Conclusions: The desired femoral lengthening is achievable using intra-medullary lengthening nails, thereby avoiding problems associated with callostasis using external fixation methods. It is however, important to counsel patients regarding possibilities of significant obstacles and multiple visits to theatre during the process.


PBM Thomas OW Ennis WW Wagner CI Moorcroft PJ Ogrodnik

Introduction: In a new external fixation system for tibial fractures, accurate reduction was achieved with a complex temporary device, the Staffordshire Orthopaedic Reduction Machine (STORM) following which the fracture was fixed using a simple titanium bar fixator (IOS). The fixator was designed to allow controlled bending to optimise movement at the fracture site for callus growth. Ideal mechanical properties are approached: elastic return is to the reduced position; epicentric placement minimises shear and distraction on weightbearing. Integral healing assessment measures bending stiffness. The device is single-use.

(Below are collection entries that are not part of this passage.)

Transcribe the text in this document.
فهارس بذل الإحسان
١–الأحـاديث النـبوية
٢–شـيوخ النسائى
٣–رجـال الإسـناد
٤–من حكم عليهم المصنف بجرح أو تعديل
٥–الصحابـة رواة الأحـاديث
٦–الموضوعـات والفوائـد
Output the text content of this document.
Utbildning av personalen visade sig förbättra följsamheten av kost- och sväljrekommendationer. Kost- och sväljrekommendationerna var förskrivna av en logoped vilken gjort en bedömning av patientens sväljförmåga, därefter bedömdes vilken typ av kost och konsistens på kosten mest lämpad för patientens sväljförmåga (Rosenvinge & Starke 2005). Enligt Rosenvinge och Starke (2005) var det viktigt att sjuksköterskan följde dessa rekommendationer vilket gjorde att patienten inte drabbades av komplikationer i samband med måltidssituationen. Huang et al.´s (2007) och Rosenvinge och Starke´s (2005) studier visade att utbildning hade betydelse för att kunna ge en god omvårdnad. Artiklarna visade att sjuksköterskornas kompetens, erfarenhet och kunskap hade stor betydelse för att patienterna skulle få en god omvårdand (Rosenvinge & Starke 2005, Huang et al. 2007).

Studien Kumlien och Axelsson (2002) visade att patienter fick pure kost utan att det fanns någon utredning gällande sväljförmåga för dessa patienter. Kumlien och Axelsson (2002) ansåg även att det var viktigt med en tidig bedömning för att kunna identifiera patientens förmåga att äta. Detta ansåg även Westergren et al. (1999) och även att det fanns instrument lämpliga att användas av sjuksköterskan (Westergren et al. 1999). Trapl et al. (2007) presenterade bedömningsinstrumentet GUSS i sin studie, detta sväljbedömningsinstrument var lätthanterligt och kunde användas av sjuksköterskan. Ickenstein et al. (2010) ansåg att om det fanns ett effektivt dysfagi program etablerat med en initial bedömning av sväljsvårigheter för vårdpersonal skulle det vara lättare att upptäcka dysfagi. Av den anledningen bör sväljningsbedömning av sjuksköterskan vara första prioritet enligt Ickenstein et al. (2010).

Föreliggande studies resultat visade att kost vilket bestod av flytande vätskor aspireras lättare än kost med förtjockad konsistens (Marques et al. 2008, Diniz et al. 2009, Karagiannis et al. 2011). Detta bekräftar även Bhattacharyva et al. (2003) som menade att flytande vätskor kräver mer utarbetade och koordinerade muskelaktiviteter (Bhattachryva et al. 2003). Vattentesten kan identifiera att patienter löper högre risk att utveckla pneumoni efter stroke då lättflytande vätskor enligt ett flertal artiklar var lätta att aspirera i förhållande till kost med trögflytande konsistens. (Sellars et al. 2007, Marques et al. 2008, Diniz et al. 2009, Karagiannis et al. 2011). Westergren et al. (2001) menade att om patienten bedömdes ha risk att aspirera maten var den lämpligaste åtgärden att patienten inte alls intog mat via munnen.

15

Methods: Closed or grade I compound unstable tibial shaft fractures in 38 patients were externally fixed using the STORM in the operating theatre to reduce the fracture prior to application of an IOS fixator. Immediate full weight-bearing was encouraged. Bending characteristics of the fixator allowed 1 mm of axial movement for 20 kg loading. Fixator removal time was determined by fracture stiffness measurements against which the integral IOS stiffness measurement was compared.

Results: Mean healing time was 18.1 weeks, shortest time 9.5 weeks. The healing endpoint was fixator removal at a bending stiffness of 15 Nm/deg in two orthogonal axes. There was no subsequent creep or re-fracture. Good reduction, defined as less than 3 deg of maximum angulation and less than 3 mm of maximum translation, was achieved and maintained.

Discussion: The IOS/STORM system allows safe and effective treatment of tibial shaft fractures. With the fracture reduced, the external fixator screws can be placed in optimum positions. Good reductions were achieved and maintained. The IOS bending characteristics appear to approach the optimum for callus growth. The simple integral fracture stiffness measurement method has been validated against more complex devices.